Enhanced piezoelectric performance of PAN nanofibers incorporated with a lead-free high entropy perovskite oxide for energy harvesting, sensing and IoT-based smart alert systems for security monitoring

Abstract

Piezoelectric nanogenerators (PENGs) provide a practical, portable, and eco-friendly alternative to traditional energy harvesting techniques. In IoT-enabled applications, the development of smart, portable alternatives to alert systems based on self-powered piezoelectric nanogenerators (PENGs) can offer a sustainable approach to intrusion detection.

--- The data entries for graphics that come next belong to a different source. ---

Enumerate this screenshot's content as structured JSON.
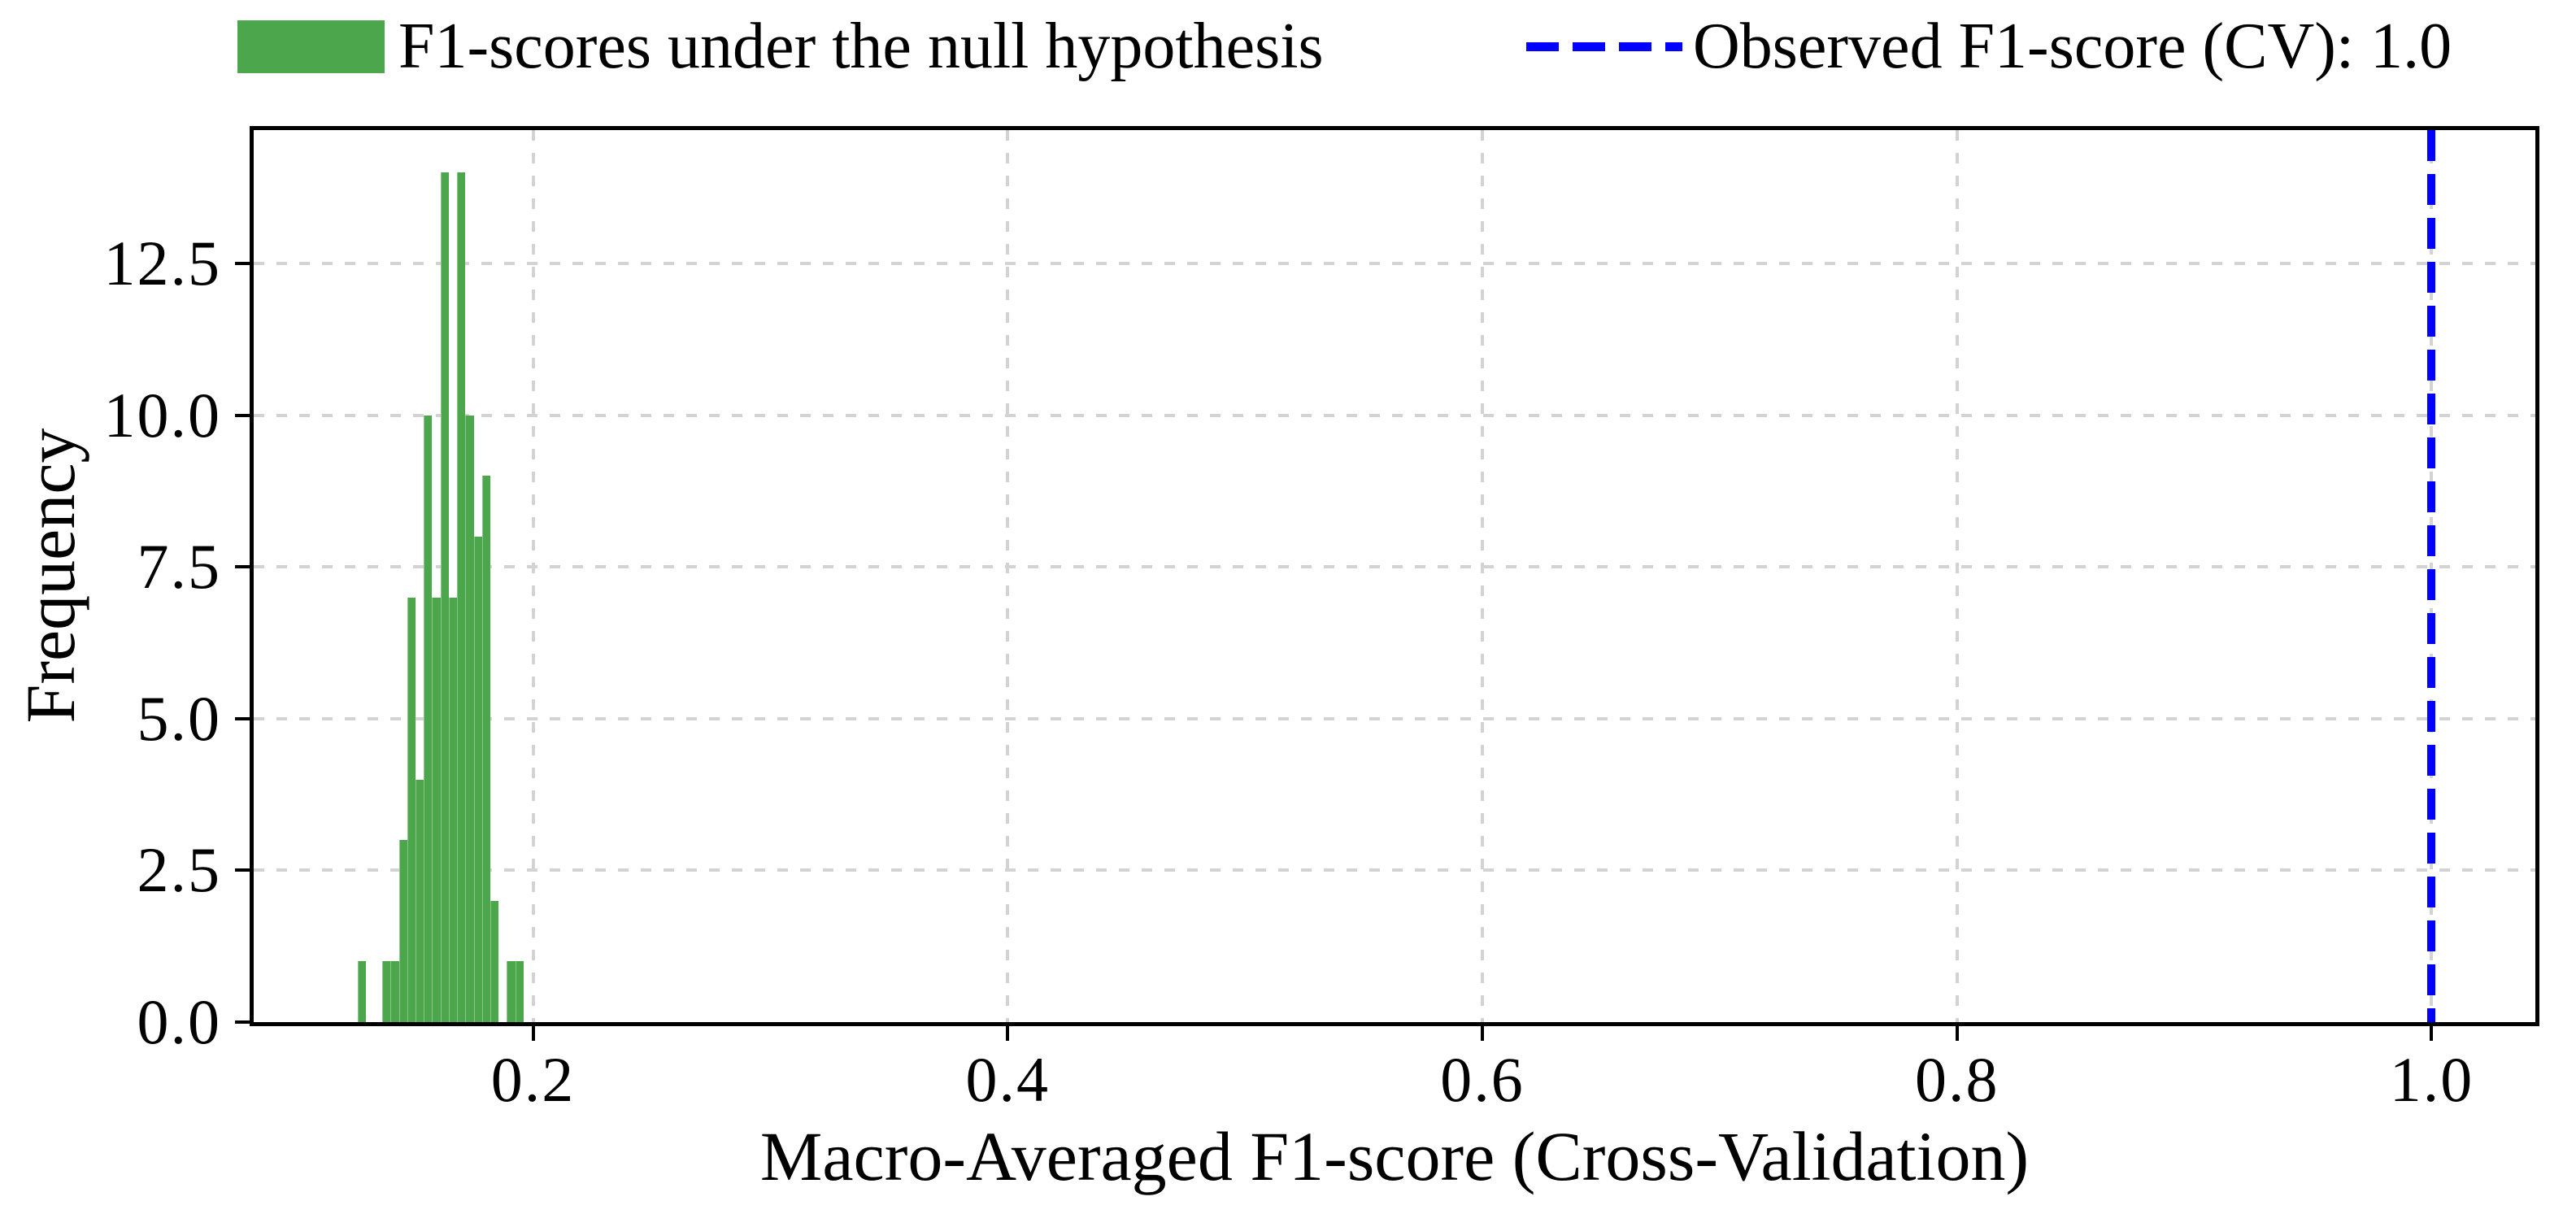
{
  "legend": {
    "entries": [
      {
        "type": "patch",
        "label": "F1-scores under the null hypothesis",
        "color": "#4CA64C"
      },
      {
        "type": "dashed-line",
        "label": "Observed F1-score (CV): 1.0",
        "color": "#0000FF"
      }
    ]
  },
  "chart_data": {
    "type": "histogram",
    "title": "",
    "xlabel": "Macro-Averaged F1-score (Cross-Validation)",
    "ylabel": "Frequency",
    "bin_start": 0.126,
    "bin_width": 0.0035,
    "counts": [
      1,
      0,
      0,
      1,
      1,
      3,
      7,
      4,
      10,
      7,
      14,
      7,
      14,
      10,
      8,
      9,
      2,
      0,
      1,
      1
    ],
    "n_permutations": 100,
    "observed_f1_cv": 1.0,
    "xlim": [
      0.0823,
      1.0437
    ],
    "ylim": [
      0,
      14.7
    ],
    "x_ticks": [
      0.2,
      0.4,
      0.6,
      0.8,
      1.0
    ],
    "x_tick_labels": [
      "0.2",
      "0.4",
      "0.6",
      "0.8",
      "1.0"
    ],
    "y_ticks": [
      0,
      2.5,
      5,
      7.5,
      10,
      12.5
    ],
    "y_tick_labels": [
      "0.0",
      "2.5",
      "5.0",
      "7.5",
      "10.0",
      "12.5"
    ],
    "grid": true,
    "legend_position": "top-outside",
    "colors": {
      "bars": "#4CA64C",
      "observed_line": "#0000FF",
      "grid": "#D3D3D3",
      "axis": "#000000",
      "background": "#FFFFFF"
    }
  }
}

In this work, we introduced a piezoelectric nanogenerator composed of polyacrylonitrile (PAN) with a high-entropy perovskite oxide (HEPO), in particular (Na_0.2Bi_0.2Ba_0.2Sr_0.2Ca_0.2)TiO₃ for the enhanced piezoelectric behaviour of the flexible PAN nanofibers using an electrospinning technique. A thorough investigation of the structural and electrical properties of pure PAN and all the nanocomposites including dielectric, ferroelectric, and piezoelectric properties suggests that the PHC 10 nanocomposite containing 10 wt% of the HEPO nanoparticles is particularly promising for use in nanogenerator applications. The optimized PHN 10 device showcased remarkable piezoelectric energy harvesting capability, delivering a peak voltage of 16.96 V and a current output of 8.85 µA under an applied periodic force of 25 N load with a maximum attainable power density output of ∼211.25 µW cm⁻². The optimized device successfully powered 17 commercial LEDs, maintained stability over 10 000 cycles, and showed high sensitivity (∼0.23 V kPa⁻¹) for biomechanical sensing. The enhanced piezoelectric response of PHN 10 facilitated the development of a smart alert system for security monitoring, capable of detecting minute mechanical deformations and transmitting real-time intrusion alerts via email and messages with high accuracy. Overall, this work demonstrates the enhanced piezoelectric response of polyacrylonitrile (PAN) along with its improved dielectric, piezoelectric and ferroelectric properties, resulting in excellent energy harvesting and sensing performance, coupled with a smart alert system for intrusion detection, showing a promising approach for futuristic IoT-based applications.